Trillim's Tokens

Trillim v0.7.1 Release Notes

March 27, 2026

v0.7.1 is a significant redesign of Trillim's SDK, server, and CLI around clearer contracts, better extensibility, and a more intuitive local AI workflow.

Trillim v0.7.1 is a significant redesign of the product surface, not just a small incremental release. The goal was simple: make Trillim easier to use in the common path, more extensible where it matters, and more truthful about what the runtime is actually doing.

What changed

The new shape of the system is more explicit:

  • Runtime is the supported sync pipeline over async-native components
  • Server is the small HTTP surface for local integration
  • LLM, STT, and TTS are the main component boundaries
  • the CLI is narrower and more intuitive instead of exposing every low-level knob

That redesign matters because it gives us clearer contracts for sessions, swaps, limits, admission control, and model metadata without turning the public API into a grab bag of legacy behavior.

The main CLI flow

For most users, the happy path is now straightforward:

uv add trillim
uv run trillim pull Trillim/BitNet-TRNQ
uv run trillim chat Trillim/BitNet-TRNQ
uv run trillim serve Trillim/BitNet-TRNQ

That is the right starting point for v0.7.1. Pull a managed bundle, use chat when you want a quick local shell, and use serve when you want the OpenAI-compatible HTTP surface.
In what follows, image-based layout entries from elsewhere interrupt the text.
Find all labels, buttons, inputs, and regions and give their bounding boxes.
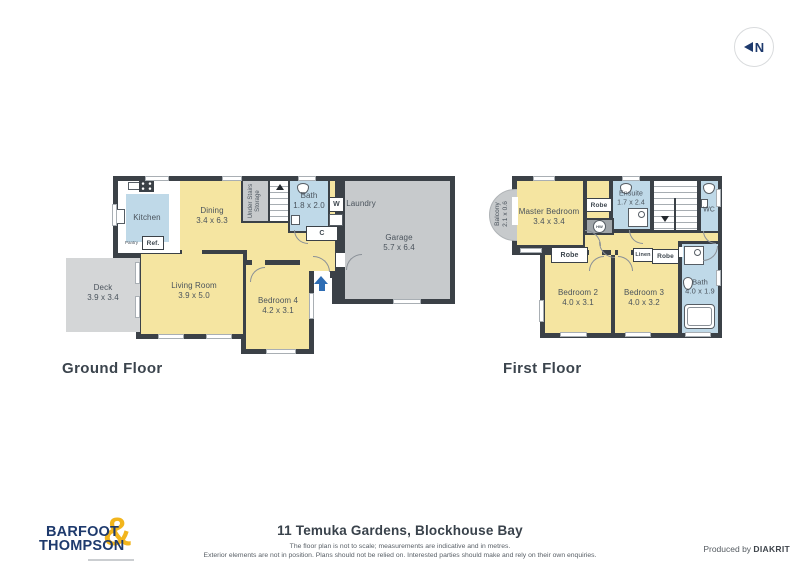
room-label-living: Living Room3.9 x 5.0: [171, 281, 217, 301]
pantry-label: Pantry: [125, 240, 138, 245]
window: [716, 189, 721, 207]
room-label-wc: WC: [703, 207, 715, 216]
north-label: N: [755, 40, 764, 55]
room-label-deck: Deck3.9 x 3.4: [87, 283, 119, 303]
window: [539, 300, 544, 322]
robe-master-box: Robe: [586, 198, 612, 212]
window: [520, 248, 542, 253]
robe-bed3-box: Robe: [652, 249, 679, 264]
north-compass: N: [734, 27, 774, 67]
door-gap-bath: [679, 247, 683, 257]
room-label-bedroom2: Bedroom 24.0 x 3.1: [558, 288, 598, 308]
room-label-bedroom3: Bedroom 34.0 x 3.2: [624, 288, 664, 308]
first-floor-title: First Floor: [503, 360, 582, 377]
room-label-bath-ff: Bath4.0 x 1.9: [685, 278, 715, 297]
window: [222, 176, 242, 181]
door-gap-garage: [336, 253, 345, 267]
linen-box: Linen: [633, 248, 653, 262]
room-label-bath-gf: Bath1.8 x 2.0: [293, 191, 325, 211]
bathtub-icon: [684, 304, 715, 329]
room-label-dining: Dining3.4 x 6.3: [196, 206, 228, 226]
laundry-tub-icon: [329, 214, 343, 226]
hw-icon: HW: [593, 220, 606, 233]
shower-icon: [628, 208, 648, 227]
stove-icon: [139, 180, 154, 192]
window: [112, 204, 117, 226]
ground-floor-title: Ground Floor: [62, 360, 163, 377]
window: [266, 349, 296, 354]
window: [622, 176, 640, 181]
room-label-laundry: Laundry: [346, 199, 376, 209]
north-arrow-icon: [744, 42, 753, 52]
washing-machine-box: W: [329, 197, 344, 212]
robe-bed2-box: Robe: [551, 247, 588, 263]
room-label-master: Master Bedroom3.4 x 3.4: [519, 207, 580, 227]
room-label-garage: Garage5.7 x 6.4: [383, 233, 415, 253]
basin-icon: [291, 215, 300, 225]
shower-icon: [684, 246, 704, 265]
entry-arrow-icon: [314, 276, 330, 293]
stairs-up-arrow-icon: [276, 184, 284, 190]
window: [309, 293, 314, 319]
stairs-divider: [674, 198, 676, 230]
window: [685, 332, 711, 337]
brand-tagline: [88, 559, 134, 561]
window: [625, 332, 651, 337]
window: [716, 270, 721, 286]
room-label-balcony: Balcony2.1 x 0.6: [494, 189, 510, 239]
produced-by: Produced by DIAKRIT: [600, 544, 790, 554]
room-label-kitchen: Kitchen: [133, 213, 160, 223]
window: [158, 334, 184, 339]
window: [206, 334, 232, 339]
producer-name: DIAKRIT: [753, 544, 790, 554]
room-label-ensuite: Ensuite1.7 x 2.4: [617, 190, 645, 208]
cupboard-box: C: [306, 226, 338, 241]
door-gap-balcony: [512, 197, 518, 225]
stairs-down-arrow-icon: [661, 216, 669, 222]
window: [145, 176, 169, 181]
room-label-storage: Under Stairs Storage: [248, 181, 262, 221]
window: [533, 176, 555, 181]
property-address: 11 Temuka Gardens, Blockhouse Bay: [0, 523, 800, 538]
window: [135, 262, 140, 284]
window: [560, 332, 587, 337]
window: [298, 176, 316, 181]
fridge-box: Ref.: [142, 236, 164, 250]
window: [135, 296, 140, 318]
opening-bedroom4: [252, 260, 265, 266]
window: [393, 299, 421, 304]
room-label-bedroom4: Bedroom 44.2 x 3.1: [258, 296, 298, 316]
What this release is optimizing for

Three themes drove the rewrite:

  • better extensibility through smaller, more concrete component boundaries
  • more intuitive day-to-day use through a simpler CLI and clearer model-store rules
  • more truthful runtime behavior around state, sessions, cleanup, timeouts, and swap semantics

In practice, that means fewer ambiguous behaviors, less configuration drift between surfaces, and a cleaner path from local testing to embedding Trillim inside an application.
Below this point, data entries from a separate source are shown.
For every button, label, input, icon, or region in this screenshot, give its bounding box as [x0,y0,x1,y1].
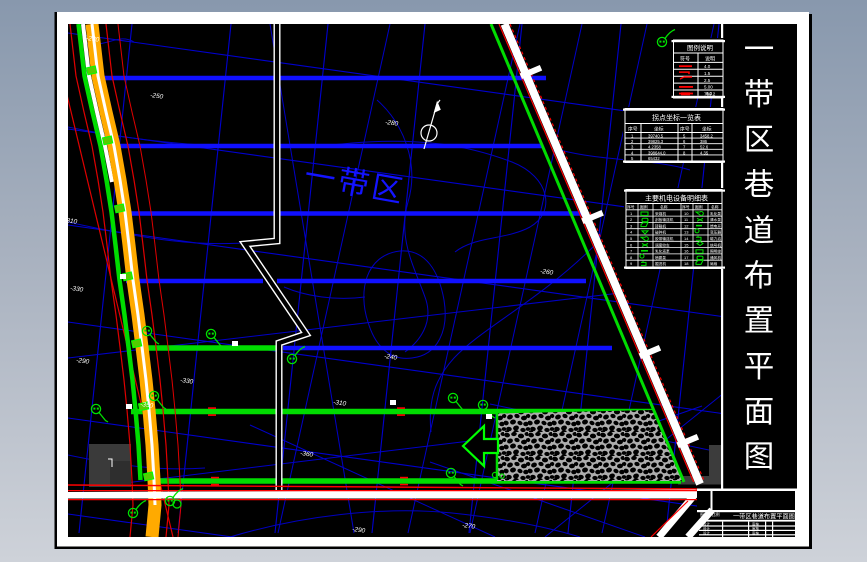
svg-text:2.5: 2.5 [704,78,711,83]
svg-text:喷雾泵: 喷雾泵 [655,255,666,260]
svg-text:16: 16 [684,249,689,254]
svg-text:15: 15 [684,242,689,247]
svg-text:符号: 符号 [680,56,690,63]
svg-text:14: 14 [684,236,689,241]
svg-text:13: 13 [684,230,689,235]
svg-text:设计: 设计 [703,526,711,531]
svg-text:布: 布 [744,259,775,293]
svg-text:拐点坐标一览表: 拐点坐标一览表 [652,113,701,122]
svg-text:4.0: 4.0 [704,64,711,69]
svg-text:序号: 序号 [627,204,635,209]
svg-text:调度绞车: 调度绞车 [655,242,670,247]
svg-text:平: 平 [744,350,775,384]
svg-text:区: 区 [744,123,775,157]
svg-text:带: 带 [744,78,775,112]
svg-text:序号: 序号 [682,204,690,209]
svg-text:名称: 名称 [660,204,668,209]
svg-text:道: 道 [744,214,775,248]
svg-text:一: 一 [744,33,775,67]
svg-text:清水泵: 清水泵 [710,217,721,222]
svg-text:主要机电设备明细表: 主要机电设备明细表 [645,194,708,203]
svg-text:刮板输送机: 刮板输送机 [655,217,674,222]
svg-text:名称: 名称 [711,204,719,209]
svg-text:坐标: 坐标 [654,126,664,133]
svg-text:乳化泵: 乳化泵 [710,211,721,216]
svg-text:照明综: 照明综 [710,249,721,254]
svg-text:图号: 图号 [700,512,708,517]
svg-text:面: 面 [744,395,775,429]
svg-text:审核: 审核 [752,526,760,531]
svg-text:一带区巷道布置平面图: 一带区巷道布置平面图 [733,513,795,521]
svg-text:坐标: 坐标 [702,126,712,133]
svg-text:说明: 说明 [705,56,715,63]
svg-text:馈电开: 馈电开 [710,223,721,228]
svg-text:审核: 审核 [752,522,760,527]
svg-text:12: 12 [684,223,689,228]
svg-text:局扇: 局扇 [710,261,718,266]
svg-text:比例: 比例 [712,512,720,517]
svg-text:置: 置 [744,304,775,338]
svg-text:10: 10 [684,211,689,216]
svg-text:掘进机: 掘进机 [655,261,666,266]
svg-text:通风机: 通风机 [710,255,721,260]
svg-text:乳化液泵: 乳化液泵 [655,249,670,254]
svg-text:设计: 设计 [703,522,711,527]
svg-text:图例: 图例 [640,204,648,209]
svg-text:磁力启: 磁力启 [710,236,721,241]
svg-text:65432: 65432 [648,156,660,161]
svg-text:1.5: 1.5 [704,71,711,76]
svg-text:序号: 序号 [680,126,690,133]
svg-text:图例: 图例 [695,204,703,209]
svg-text:18: 18 [684,261,689,266]
svg-text:序号: 序号 [628,126,638,133]
svg-text:5.00: 5.00 [704,85,713,90]
svg-text:6.2: 6.2 [706,91,713,96]
svg-text:转载机: 转载机 [655,223,666,228]
svg-text:图例说明: 图例说明 [687,43,714,52]
svg-text:采煤机: 采煤机 [655,211,666,216]
svg-text:巷: 巷 [744,168,775,202]
svg-text:变压器: 变压器 [710,230,721,235]
svg-text:破碎机: 破碎机 [655,230,666,235]
svg-text:17: 17 [684,255,689,260]
svg-text:信号机: 信号机 [710,242,721,247]
svg-text:设计: 设计 [703,530,711,535]
svg-text:审核: 审核 [752,530,760,535]
svg-text:胶带输送机: 胶带输送机 [655,236,674,241]
svg-text:图: 图 [744,440,775,474]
How to get the most out of it

Start with the docs that match the way you actually want to use Trillim:

  • use Python Components if you want to embed the runtime directly in Python
  • use API Server if you want local HTTP routes and OpenAI-compatible clients
  • use Advanced SDK and Server Notes if you need the deeper operational details behind sessions, swaps, search orchestration, limits, and runtime behavior

v0.7.1 is the version where the SDK and server surfaces start to feel deliberately engineered instead of merely assembled. That gives us a better foundation for the releases that follow.